I know of a context in which "wife-swapping sodomite" had positive connotations: someone had referred to her political opponents as "a bunch of wife-swappers and sodomites", and some of said opponents made a humorous attack on her out of referring to themselves as "wife-swapping sodomites".

Any negative term can be re-purposed.

While some might argue Lenny Bruce came close, generally they cannot be re-purposed by people outside of the group they describe. The re-purposing often requires humour and while that can be light-hearted, often it's with a certain grim irony that doesn't lose sight of the negative sense. While a few can make complete reversals, they have generally already lost some of the negativity already (gay could probably not have become the neutral term it was if many people realised that it was applied to homosexuals because it once had meanings of "prostitute" and "promiscuous").

You can normally find a bunch of positive uses for just about any term by googling for "X and proud of it" or "I'm an X and proud of it", but to understand such positive senses you have to acquaint yourself more with the demographic and culture it covers than you do with uses of the term generally.

Solution 3:

Generally pejorative - I would probably not use it unless you were sure of your audience.

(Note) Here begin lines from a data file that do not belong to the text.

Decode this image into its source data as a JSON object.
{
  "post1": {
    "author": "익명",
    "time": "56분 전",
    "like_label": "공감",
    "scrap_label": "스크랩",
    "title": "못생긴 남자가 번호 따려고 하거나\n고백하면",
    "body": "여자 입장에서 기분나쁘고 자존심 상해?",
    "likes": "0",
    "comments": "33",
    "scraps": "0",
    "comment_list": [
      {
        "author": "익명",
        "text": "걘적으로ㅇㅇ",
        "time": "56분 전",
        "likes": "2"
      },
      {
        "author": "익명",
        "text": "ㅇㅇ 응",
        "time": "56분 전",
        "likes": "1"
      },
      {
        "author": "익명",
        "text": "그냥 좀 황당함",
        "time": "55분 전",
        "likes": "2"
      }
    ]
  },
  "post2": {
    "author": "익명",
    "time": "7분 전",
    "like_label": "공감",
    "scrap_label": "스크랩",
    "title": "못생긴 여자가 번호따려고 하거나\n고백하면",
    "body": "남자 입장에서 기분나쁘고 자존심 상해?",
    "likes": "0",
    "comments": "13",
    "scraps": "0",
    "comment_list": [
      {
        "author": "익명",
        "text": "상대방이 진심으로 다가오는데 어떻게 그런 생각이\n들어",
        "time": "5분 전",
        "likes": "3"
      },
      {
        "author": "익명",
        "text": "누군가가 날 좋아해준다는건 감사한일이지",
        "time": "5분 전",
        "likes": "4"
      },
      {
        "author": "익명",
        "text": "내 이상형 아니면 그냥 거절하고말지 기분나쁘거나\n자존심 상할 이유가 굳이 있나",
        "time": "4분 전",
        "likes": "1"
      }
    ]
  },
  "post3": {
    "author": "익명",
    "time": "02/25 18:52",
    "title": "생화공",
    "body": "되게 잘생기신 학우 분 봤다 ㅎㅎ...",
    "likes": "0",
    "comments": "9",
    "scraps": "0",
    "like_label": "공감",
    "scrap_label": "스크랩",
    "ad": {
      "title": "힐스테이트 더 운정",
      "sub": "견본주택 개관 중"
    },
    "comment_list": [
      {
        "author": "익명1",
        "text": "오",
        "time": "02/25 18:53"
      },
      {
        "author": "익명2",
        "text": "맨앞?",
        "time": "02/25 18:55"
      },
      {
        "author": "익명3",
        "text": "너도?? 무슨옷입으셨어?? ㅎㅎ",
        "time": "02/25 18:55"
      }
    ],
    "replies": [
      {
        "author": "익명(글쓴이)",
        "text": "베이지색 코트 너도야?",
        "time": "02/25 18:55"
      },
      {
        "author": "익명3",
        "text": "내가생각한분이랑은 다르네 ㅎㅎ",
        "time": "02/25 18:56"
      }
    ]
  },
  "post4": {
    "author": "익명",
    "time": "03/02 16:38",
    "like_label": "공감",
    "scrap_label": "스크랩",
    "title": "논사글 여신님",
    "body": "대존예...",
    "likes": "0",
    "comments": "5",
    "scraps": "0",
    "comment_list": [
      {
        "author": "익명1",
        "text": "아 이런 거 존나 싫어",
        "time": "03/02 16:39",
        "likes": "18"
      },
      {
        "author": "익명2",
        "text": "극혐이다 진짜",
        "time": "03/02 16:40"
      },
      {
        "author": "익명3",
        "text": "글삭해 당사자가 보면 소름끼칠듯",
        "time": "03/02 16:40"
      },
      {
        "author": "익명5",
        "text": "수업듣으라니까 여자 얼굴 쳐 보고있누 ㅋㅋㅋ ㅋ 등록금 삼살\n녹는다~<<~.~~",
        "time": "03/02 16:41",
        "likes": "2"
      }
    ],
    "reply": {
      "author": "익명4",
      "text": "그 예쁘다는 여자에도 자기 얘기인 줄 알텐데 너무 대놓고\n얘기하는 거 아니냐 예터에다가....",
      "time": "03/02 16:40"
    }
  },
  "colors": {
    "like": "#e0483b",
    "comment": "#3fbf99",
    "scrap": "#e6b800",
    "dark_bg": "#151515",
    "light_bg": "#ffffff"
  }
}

But Jeff Foxworthy and the Blue Collar Comedy have reclaimed it in a humourous context - rather like black comics use of nigger.

Solution 4:

Arguably this is General Reference, but the OED entry for slang redneck (orig. N. Amer.) is...

(usu. derogatory).
Originally: a poorly educated white person working as an agricultural labourer or from a rural area in the southern United States, typically considered as holding bigoted or reactionary attitudes.
Now also more generally: any unsophisticated or poorly educated person, esp. one holding bigoted or reactionary attitudes.

Obviously the white farm labourer would get a red sunburnt neck that wouldn't be noticeable on black workers (also negatively stereotyped at the time). And opinionated reactionaries, etc. can get quite worked up about innovation and change, becoming red in the face and neck when venting their spleen.

I've used and heard redneck many thousands of times, but never once positively. Always negative.